Role of non-collective excitations in heavy-ion fusion reactions and quasi-elastic scattering around the Coulomb barrier

TL;DR

This study investigates the impact of non-collective excitations on heavy-ion fusion and quasi-elastic scattering around the Coulomb barrier, revealing that including these states improves but does not fully resolve discrepancies with experimental data.

Contribution

The paper introduces a comprehensive coupled-channels approach incorporating known non-collective states, advancing understanding of fusion and scattering anomalies in heavy-ion reactions.

Findings

Including non-collective states modifies the barrier distribution.

Discrepancies with experimental data persist despite the inclusion.
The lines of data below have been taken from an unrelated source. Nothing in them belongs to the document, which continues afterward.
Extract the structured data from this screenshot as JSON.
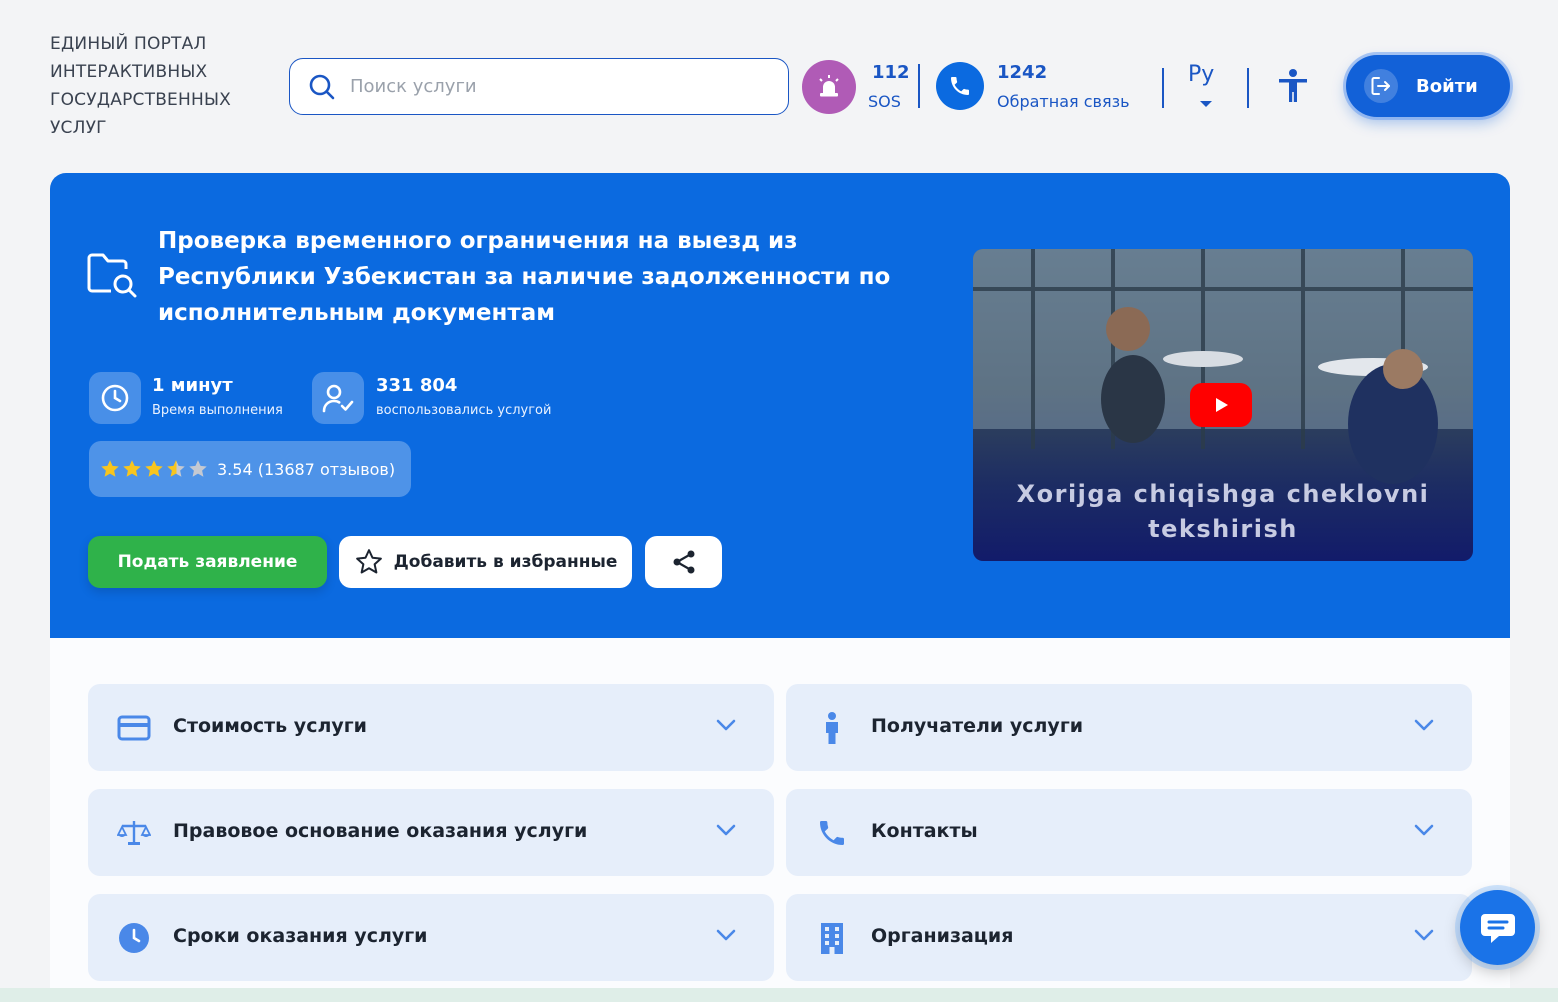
{
  "header": {
    "portal_title": "ЕДИНЫЙ ПОРТАЛ ИНТЕРАКТИВНЫХ ГОСУДАРСТВЕННЫХ УСЛУГ",
    "search_placeholder": "Поиск услуги",
    "sos_number": "112",
    "sos_label": "SOS",
    "hotline_number": "1242",
    "hotline_label": "Обратная связь",
    "language": "Ру",
    "login_label": "Войти"
  },
  "service": {
    "title": "Проверка временного ограничения на выезд из Республики Узбекистан за наличие задолженности по исполнительным документам",
    "duration_value": "1 минут",
    "duration_label": "Время выполнения",
    "users_value": "331 804",
    "users_label": "воспользовались услугой",
    "rating_text": "3.54 (13687 отзывов)",
    "rating_value": 3.54,
    "rating_max": 5,
    "apply_label": "Подать заявление",
    "favorite_label": "Добавить в избранные",
    "video_caption": "Xorijga chiqishga cheklovni tekshirish"
  },
  "accordion": [
    {
      "label": "Стоимость услуги",
      "icon": "credit-card-icon"
    },
    {
      "label": "Получатели услуги",
      "icon": "person-icon"
    },
    {
      "label": "Правовое основание оказания услуги",
      "icon": "scales-icon"
    },
    {
      "label": "Контакты",
      "icon": "phone-icon"
    },
    {
      "label": "Сроки оказания услуги",
      "icon": "clock-icon"
    },
    {
      "label": "Организация",
      "icon": "building-icon"
    }
  ],
  "colors": {
    "primary": "#0b6ae0",
    "accent_green": "#2fb24a",
    "sos_purple": "#b05bb6",
    "accordion_bg": "#e6eefa",
    "icon_blue": "#4a88e8"
  }
}
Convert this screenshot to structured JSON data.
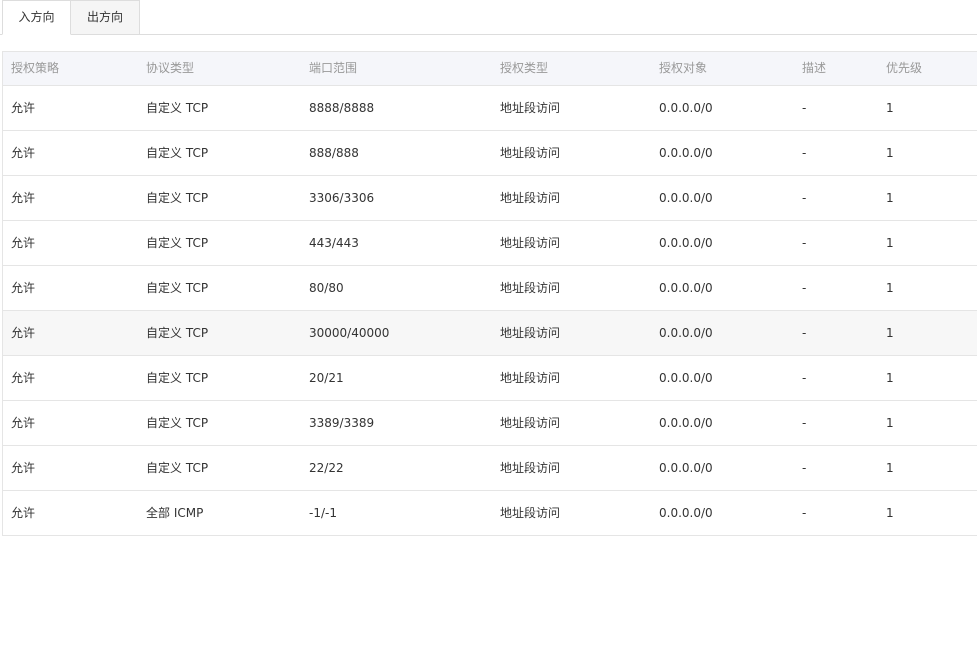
{
  "tabs": [
    {
      "label": "入方向",
      "active": true
    },
    {
      "label": "出方向",
      "active": false
    }
  ],
  "table": {
    "columns": [
      "授权策略",
      "协议类型",
      "端口范围",
      "授权类型",
      "授权对象",
      "描述",
      "优先级"
    ],
    "rows": [
      [
        "允许",
        "自定义 TCP",
        "8888/8888",
        "地址段访问",
        "0.0.0.0/0",
        "-",
        "1"
      ],
      [
        "允许",
        "自定义 TCP",
        "888/888",
        "地址段访问",
        "0.0.0.0/0",
        "-",
        "1"
      ],
      [
        "允许",
        "自定义 TCP",
        "3306/3306",
        "地址段访问",
        "0.0.0.0/0",
        "-",
        "1"
      ],
      [
        "允许",
        "自定义 TCP",
        "443/443",
        "地址段访问",
        "0.0.0.0/0",
        "-",
        "1"
      ],
      [
        "允许",
        "自定义 TCP",
        "80/80",
        "地址段访问",
        "0.0.0.0/0",
        "-",
        "1"
      ],
      [
        "允许",
        "自定义 TCP",
        "30000/40000",
        "地址段访问",
        "0.0.0.0/0",
        "-",
        "1"
      ],
      [
        "允许",
        "自定义 TCP",
        "20/21",
        "地址段访问",
        "0.0.0.0/0",
        "-",
        "1"
      ],
      [
        "允许",
        "自定义 TCP",
        "3389/3389",
        "地址段访问",
        "0.0.0.0/0",
        "-",
        "1"
      ],
      [
        "允许",
        "自定义 TCP",
        "22/22",
        "地址段访问",
        "0.0.0.0/0",
        "-",
        "1"
      ],
      [
        "允许",
        "全部 ICMP",
        "-1/-1",
        "地址段访问",
        "0.0.0.0/0",
        "-",
        "1"
      ]
    ],
    "highlighted_row_index": 5
  },
  "colors": {
    "header_bg": "#f5f6fa",
    "header_text": "#999999",
    "border": "#e5e5e5",
    "row_hover_bg": "#f7f7f7",
    "inactive_tab_bg": "#f5f5f5"
  }
}
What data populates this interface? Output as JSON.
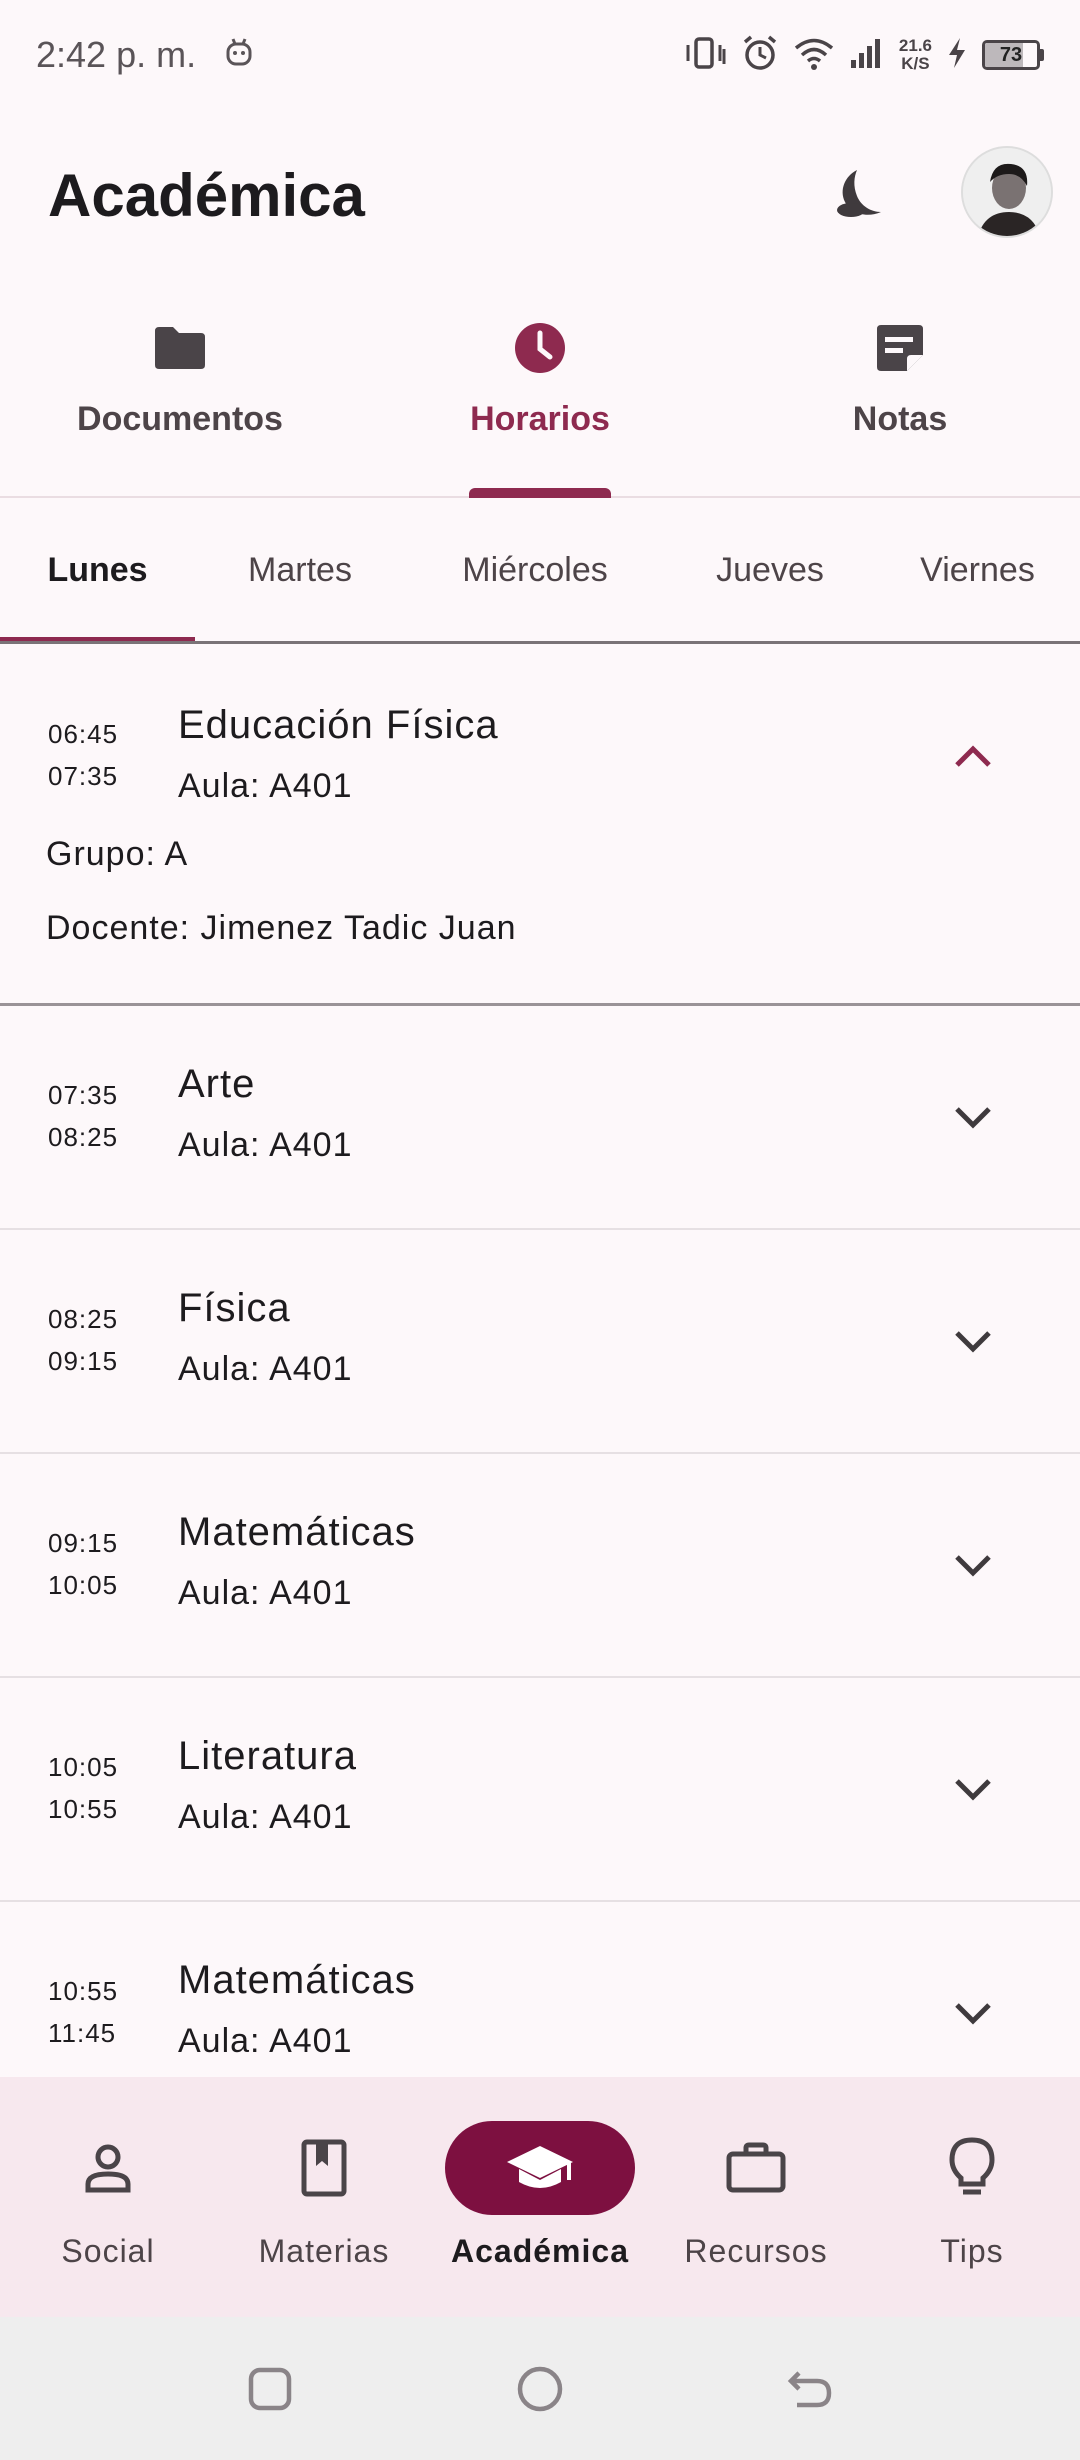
{
  "status_bar": {
    "time": "2:42 p. m.",
    "net_speed_value": "21.6",
    "net_speed_unit": "K/S",
    "battery_percent": 73,
    "battery_label": "73"
  },
  "app_bar": {
    "title": "Académica"
  },
  "top_tabs": [
    {
      "label": "Documentos",
      "icon": "folder-icon",
      "active": false
    },
    {
      "label": "Horarios",
      "icon": "clock-icon",
      "active": true
    },
    {
      "label": "Notas",
      "icon": "note-icon",
      "active": false
    }
  ],
  "day_tabs": [
    {
      "label": "Lunes",
      "active": true
    },
    {
      "label": "Martes",
      "active": false
    },
    {
      "label": "Miércoles",
      "active": false
    },
    {
      "label": "Jueves",
      "active": false
    },
    {
      "label": "Viernes",
      "active": false
    }
  ],
  "schedule": [
    {
      "start": "06:45",
      "end": "07:35",
      "subject": "Educación Física",
      "room": "Aula: A401",
      "expanded": true,
      "group": "Grupo: A",
      "teacher": "Docente: Jimenez Tadic Juan"
    },
    {
      "start": "07:35",
      "end": "08:25",
      "subject": "Arte",
      "room": "Aula: A401",
      "expanded": false
    },
    {
      "start": "08:25",
      "end": "09:15",
      "subject": "Física",
      "room": "Aula: A401",
      "expanded": false
    },
    {
      "start": "09:15",
      "end": "10:05",
      "subject": "Matemáticas",
      "room": "Aula: A401",
      "expanded": false
    },
    {
      "start": "10:05",
      "end": "10:55",
      "subject": "Literatura",
      "room": "Aula: A401",
      "expanded": false
    },
    {
      "start": "10:55",
      "end": "11:45",
      "subject": "Matemáticas",
      "room": "Aula: A401",
      "expanded": false
    }
  ],
  "bottom_nav": [
    {
      "label": "Social",
      "icon": "person-icon",
      "active": false
    },
    {
      "label": "Materias",
      "icon": "book-icon",
      "active": false
    },
    {
      "label": "Académica",
      "icon": "graduation-cap-icon",
      "active": true
    },
    {
      "label": "Recursos",
      "icon": "briefcase-icon",
      "active": false
    },
    {
      "label": "Tips",
      "icon": "lightbulb-icon",
      "active": false
    }
  ],
  "colors": {
    "accent": "#8e2a4f",
    "nav_active_pill": "#7d1040",
    "nav_background": "#f7e8ee",
    "background": "#fdf8fa"
  }
}
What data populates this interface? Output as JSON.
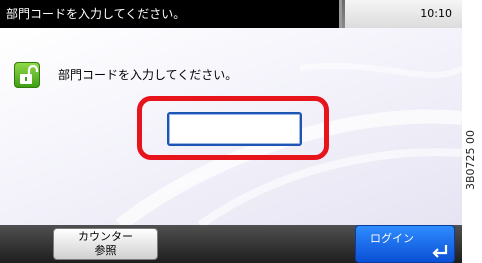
{
  "status": {
    "message": "部門コードを入力してください。",
    "time": "10:10"
  },
  "main": {
    "prompt": "部門コードを入力してください。",
    "code_input": {
      "value": "",
      "placeholder": ""
    },
    "icon": "unlock-icon"
  },
  "buttons": {
    "counter_line1": "カウンター",
    "counter_line2": "参照",
    "login": "ログイン"
  },
  "side_code": "3B0725 00",
  "colors": {
    "highlight": "#e8141c",
    "login_button": "#1a6ef0",
    "lock_icon": "#5cbf24"
  }
}
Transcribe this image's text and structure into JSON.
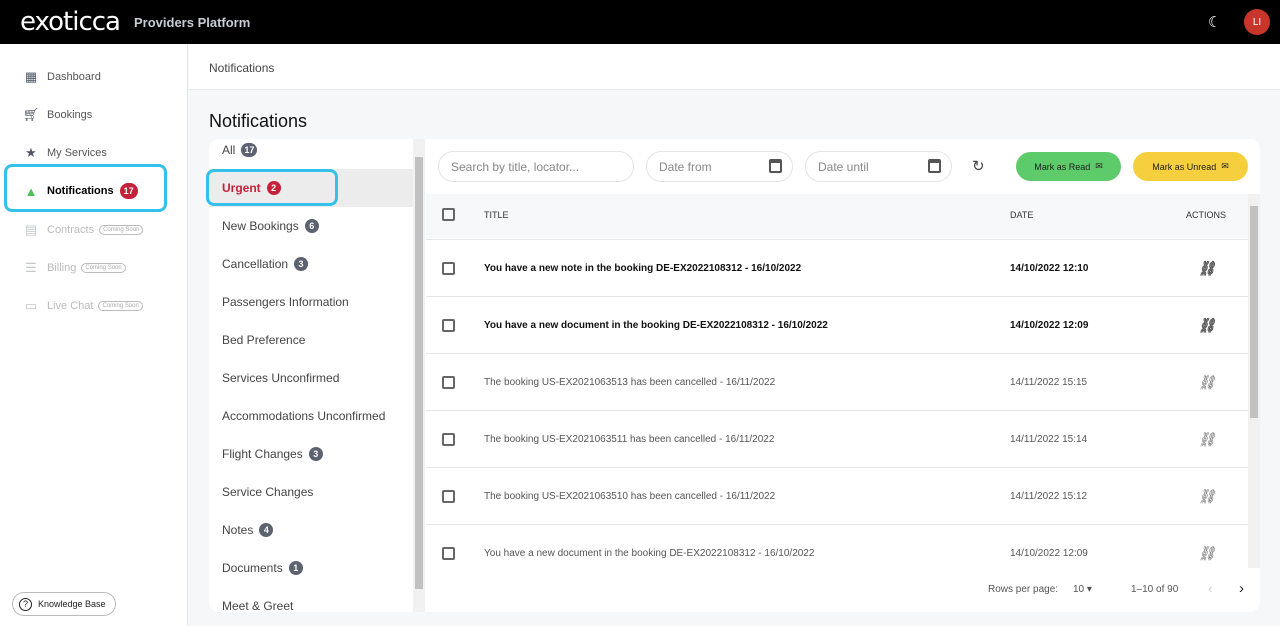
{
  "header": {
    "logo": "exoticca",
    "title": "Providers Platform",
    "avatar": "LI"
  },
  "sidebar": {
    "items": [
      {
        "label": "Dashboard",
        "icon": "dashboard-icon"
      },
      {
        "label": "Bookings",
        "icon": "cart-icon"
      },
      {
        "label": "My Services",
        "icon": "star-icon"
      },
      {
        "label": "Notifications",
        "icon": "bell-icon",
        "badge": "17"
      },
      {
        "label": "Contracts",
        "icon": "document-icon",
        "soon": "Coming Soon"
      },
      {
        "label": "Billing",
        "icon": "list-icon",
        "soon": "Coming Soon"
      },
      {
        "label": "Live Chat",
        "icon": "chat-icon",
        "soon": "Coming Soon"
      }
    ],
    "knowledge_base": "Knowledge Base"
  },
  "breadcrumb": "Notifications",
  "page_title": "Notifications",
  "categories": [
    {
      "label": "All",
      "badge": "17"
    },
    {
      "label": "Urgent",
      "badge": "2"
    },
    {
      "label": "New Bookings",
      "badge": "6"
    },
    {
      "label": "Cancellation",
      "badge": "3"
    },
    {
      "label": "Passengers Information"
    },
    {
      "label": "Bed Preference"
    },
    {
      "label": "Services Unconfirmed"
    },
    {
      "label": "Accommodations Unconfirmed"
    },
    {
      "label": "Flight Changes",
      "badge": "3"
    },
    {
      "label": "Service Changes"
    },
    {
      "label": "Notes",
      "badge": "4"
    },
    {
      "label": "Documents",
      "badge": "1"
    },
    {
      "label": "Meet & Greet"
    }
  ],
  "filters": {
    "search_placeholder": "Search by title, locator...",
    "date_from": "Date from",
    "date_until": "Date until",
    "mark_read": "Mark as Read",
    "mark_unread": "Mark as Unread"
  },
  "colors": {
    "read": "#5ecb6b",
    "unread": "#f5cf3e",
    "accent": "#c4223a",
    "highlight": "#33c0ea"
  },
  "table": {
    "columns": [
      "TITLE",
      "DATE",
      "ACTIONS"
    ],
    "rows": [
      {
        "title": "You have a new note in the booking DE-EX2022108312 - 16/10/2022",
        "date": "14/10/2022 12:10",
        "unread": true
      },
      {
        "title": "You have a new document in the booking DE-EX2022108312 - 16/10/2022",
        "date": "14/10/2022 12:09",
        "unread": true
      },
      {
        "title": "The booking US-EX2021063513 has been cancelled - 16/11/2022",
        "date": "14/11/2022 15:15"
      },
      {
        "title": "The booking US-EX2021063511 has been cancelled - 16/11/2022",
        "date": "14/11/2022 15:14"
      },
      {
        "title": "The booking US-EX2021063510 has been cancelled - 16/11/2022",
        "date": "14/11/2022 15:12"
      },
      {
        "title": "You have a new document in the booking DE-EX2022108312 - 16/10/2022",
        "date": "14/10/2022 12:09"
      }
    ]
  },
  "pagination": {
    "rows_label": "Rows per page:",
    "rows_value": "10",
    "range": "1–10 of 90"
  }
}
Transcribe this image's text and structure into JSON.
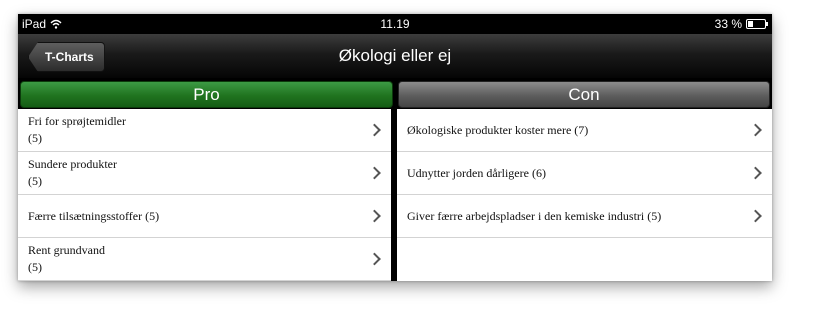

Large-angle quasi-elastic scattering becomes more significant at higher energies.

Abstract

Despite the supposed simplicity of double-closed shell nuclei, conventional coupled-channels calculations, that include all of the known collective states of the target and projectile, give a poor fit to the fusion cross section for the $^{16}$O + $^{208}$Pb system. The discrepancies are highlighted through the experimental barrier distribution and logarithmic derivative, that are both well defined by the precise experimental fusion data available. In order to broaden our search for possible causes for this anomaly, we revisit this system and include in our calculations a large number of non-collective states of the target, whose spin, parity, excitation energy and deformation paramter are known from high-precision proton inelastic-scattering measurements. Although the new coupled-channels calculations modify the barrier distribution, the disagreemnt with experiment remains both for fusion and for quasi-elastic (QE) scattering. We find that the Q-value distributions for large-angle QE scattering become rapidly more important as the incident energy increases, reflecting the trend of the experimental data. The mass-number dependence of the non-collective excitations is discussed.